Les sociétés de vente issues des anciennes études n’ont pas intérêt à tenter une compétition tarifaire, car faute de moyens humains et matériels, elles ne pourraient pas tenir les parts de marché qu’elles s’approprieraient.  Leur intérêt actuel est donc de se placer dans le sillage tarifaire des grands. Comme leurs coûts sont très faibles, à la mesure de leur masse salariale et de leurs investissements, cet alignement leur procure immédiatement un substantiel bénéfice. Reste à savoir s’il sera utilisé comme le législateur l’espérait : en prenant aux acheteurs, supposés captifs, on crée des marges de manœuvres pour attirer les vendeurs, supposés mobiles.

Risques ou opportunités pour les marchands ?
À court terme, cette situation peut se traduire par un transfert massif de valeur ajoutée des consommateurs et négociants aux sociétés de vente. Si on évalue le produit art des ventes aux enchères françaises à 750 millions d’euros, le passage de 9 à 15 % de la moyenne des frais acheteurs va transférer plus de 45 millions d’euros de produits additionnels dans les caisses des organisateurs de vente. Et en ce qui concerne les honoraires vendeurs passant de 7 % à 12-15 %, c’est encore de 38 à 45 millions d’euros qui basculeront.
Pour les marchands, c’est un processus qui continue. En 1991, lorsque les ventes aux enchères ont été soumises à la TVA, leurs opérations ont subies un premier choc. Mais, c’était au profit d’une bonne cause : le budget ; et comme l’imposition à la TVA entraînait  la suppression des droits d’enregistrement, ils s’y retrouvaient puisqu’ils étaient souvent acheteurs et vendeurs.

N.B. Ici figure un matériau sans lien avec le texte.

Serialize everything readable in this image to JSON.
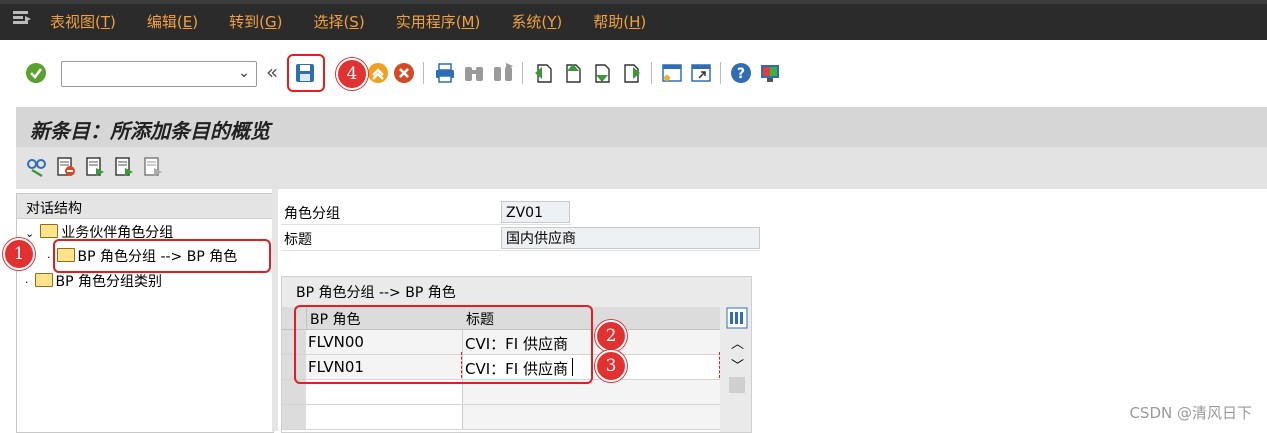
{
  "menu": {
    "items": [
      {
        "label": "表视图(T)",
        "key": "T"
      },
      {
        "label": "编辑(E)",
        "key": "E"
      },
      {
        "label": "转到(G)",
        "key": "G"
      },
      {
        "label": "选择(S)",
        "key": "S"
      },
      {
        "label": "实用程序(M)",
        "key": "M"
      },
      {
        "label": "系统(Y)",
        "key": "Y"
      },
      {
        "label": "帮助(H)",
        "key": "H"
      }
    ]
  },
  "toolbar": {
    "command_value": "",
    "back_symbol": "«",
    "icons": [
      "confirm-icon",
      "save-icon",
      "back-icon",
      "exit-icon",
      "cancel-icon",
      "print-icon",
      "find-icon",
      "find-next-icon",
      "first-page-icon",
      "prev-page-icon",
      "next-page-icon",
      "last-page-icon",
      "new-session-icon",
      "shortcut-icon",
      "help-icon",
      "customize-layout-icon"
    ]
  },
  "title": "新条目：所添加条目的概览",
  "tree": {
    "header": "对话结构",
    "nodes": [
      {
        "label": "业务伙伴角色分组",
        "level": 0,
        "expanded": true
      },
      {
        "label": "BP 角色分组 --> BP 角色",
        "level": 1,
        "selected": true
      },
      {
        "label": "BP 角色分组类别",
        "level": 0
      }
    ]
  },
  "form": {
    "role_group_label": "角色分组",
    "role_group_value": "ZV01",
    "title_label": "标题",
    "title_value": "国内供应商"
  },
  "table": {
    "group_title": "BP 角色分组 --> BP 角色",
    "columns": [
      "BP 角色",
      "标题"
    ],
    "rows": [
      {
        "role": "FLVN00",
        "title": "CVI：FI 供应商"
      },
      {
        "role": "FLVN01",
        "title": "CVI：FI 供应商"
      }
    ]
  },
  "annotations": [
    "1",
    "2",
    "3",
    "4"
  ],
  "watermark": "CSDN @清风日下"
}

Mais la disparition des droits d’enregistrement a conduit deux ans plus tard au tarif linéaire des commissaires-priseurs qui in fine empochaient la mise.

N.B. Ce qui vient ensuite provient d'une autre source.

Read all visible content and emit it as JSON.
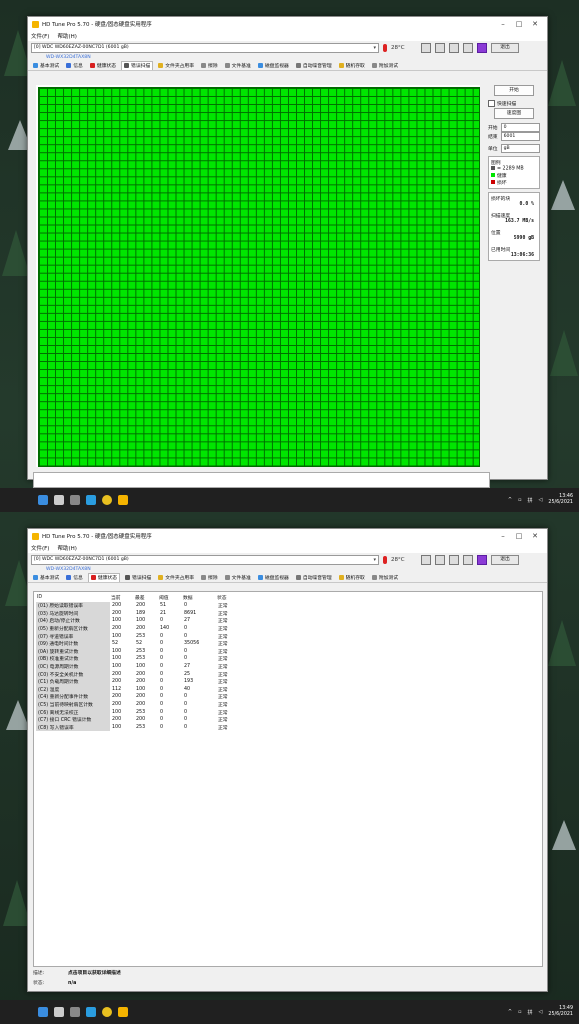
{
  "window_title": "HD Tune Pro 5.70 - 硬盘/固态硬盘实用程序",
  "menu": [
    "文件(F)",
    "帮助(H)"
  ],
  "drive": {
    "select": "[0]  WDC WD60EZAZ-00NC7D1  (6001 gB)",
    "temperature": "28°C",
    "serial": "WD-WX32D4TAX8N"
  },
  "exit_label": "退出",
  "tabs": [
    "基本测试",
    "信息",
    "健康状态",
    "错误扫描",
    "文件夹占用率",
    "擦除",
    "文件基准",
    "磁盘监视器",
    "自动噪音管理",
    "随机存取",
    "附加测试"
  ],
  "scan": {
    "start_button": "开始",
    "quick_scan": "快速扫描",
    "speed_map": "速度图",
    "start_label": "开始",
    "start_value": "0",
    "end_label": "结束",
    "end_value": "6001",
    "unit_label": "单位",
    "unit_value": "gB",
    "legend_title": "图例",
    "legend_block": "= 2289 MB",
    "legend_ok": "健康",
    "legend_bad": "损坏",
    "damaged_label": "损坏的块",
    "damaged_value": "0.0 %",
    "speed_label": "扫描速度",
    "speed_value": "163.7 MB/s",
    "position_label": "位置",
    "position_value": "5990 gB",
    "elapsed_label": "已用时间",
    "elapsed_value": "13:06:36",
    "colors": {
      "ok": "#00e600",
      "bad": "#cc0000",
      "grid": "#006b00"
    }
  },
  "health": {
    "columns": [
      "ID",
      "当前",
      "最差",
      "阈值",
      "数据",
      "状态"
    ],
    "rows": [
      [
        "(01) 原始读取错误率",
        "200",
        "200",
        "51",
        "0",
        "正常"
      ],
      [
        "(03) 马达旋转时间",
        "200",
        "189",
        "21",
        "8691",
        "正常"
      ],
      [
        "(04) 启动/停止计数",
        "100",
        "100",
        "0",
        "27",
        "正常"
      ],
      [
        "(05) 重新分配扇区计数",
        "200",
        "200",
        "140",
        "0",
        "正常"
      ],
      [
        "(07) 寻道错误率",
        "100",
        "253",
        "0",
        "0",
        "正常"
      ],
      [
        "(09) 通电时间计数",
        "52",
        "52",
        "0",
        "35056",
        "正常"
      ],
      [
        "(0A) 旋转重试计数",
        "100",
        "253",
        "0",
        "0",
        "正常"
      ],
      [
        "(0B) 校准重试计数",
        "100",
        "253",
        "0",
        "0",
        "正常"
      ],
      [
        "(0C) 电源周期计数",
        "100",
        "100",
        "0",
        "27",
        "正常"
      ],
      [
        "(C0) 不安全关机计数",
        "200",
        "200",
        "0",
        "25",
        "正常"
      ],
      [
        "(C1) 负载周期计数",
        "200",
        "200",
        "0",
        "193",
        "正常"
      ],
      [
        "(C2) 温度",
        "112",
        "100",
        "0",
        "40",
        "正常"
      ],
      [
        "(C4) 重新分配事件计数",
        "200",
        "200",
        "0",
        "0",
        "正常"
      ],
      [
        "(C5) 当前待映射扇区计数",
        "200",
        "200",
        "0",
        "0",
        "正常"
      ],
      [
        "(C6) 离线无法校正",
        "100",
        "253",
        "0",
        "0",
        "正常"
      ],
      [
        "(C7) 接口 CRC 错误计数",
        "200",
        "200",
        "0",
        "0",
        "正常"
      ],
      [
        "(C8) 写入错误率",
        "100",
        "253",
        "0",
        "0",
        "正常"
      ]
    ],
    "desc_label": "描述:",
    "desc_value": "点击项目以获取详细描述",
    "status_label": "状态:",
    "status_value": "n/a"
  },
  "taskbar": {
    "lang": "拼",
    "time": "13:46",
    "date": "25/6/2021",
    "time2": "13:49",
    "date2": "25/6/2021"
  }
}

Petite consolation pour les marchands : la possible généralisation de la tarification par cumul annuel pourrait leur permettre d’obtenir un traitement un peu plus favorable que celui des particuliers.
D’autre part, l’évaluation mathématique de ces transferts de valeur ajoutée ne rend pas compte des opérations et des clients internationaux drainés vers le marché français par les maisons de vente anglo-saxonnes.
Encore une fois, bien des questions subsistent. La plus importante était déjà inscrite dans les incertitudes de la loi. Pendant longtemps, le projet s’ouvrait sur la réaffirmation d’une règle que l’on croyait tombée en désuétude : “nul ne peut faire des enchères le mode habituel d’exercice de son commerce” ; façon de dire que les marchands ne devraient qu’exceptionnellement recourir aux enchères pour écouler leur stock. In fine, la loi n’a pas réaffirmé ce principe. Était-ce simplement pour assurer aux maisons de vente la chair à canon de leurs affaires ? Ou bien pour reconnaître que marchands et organisateurs de vente sont interdépendants ?
Apartheid ou solidarité. Toute la préparation de la réforme s’est déroulée sur le premier modèle ; l’arrivée des Anglo-Saxons va t-elle inverser la tendance ? Ces problèmes de tarifs sont décidément compliqués.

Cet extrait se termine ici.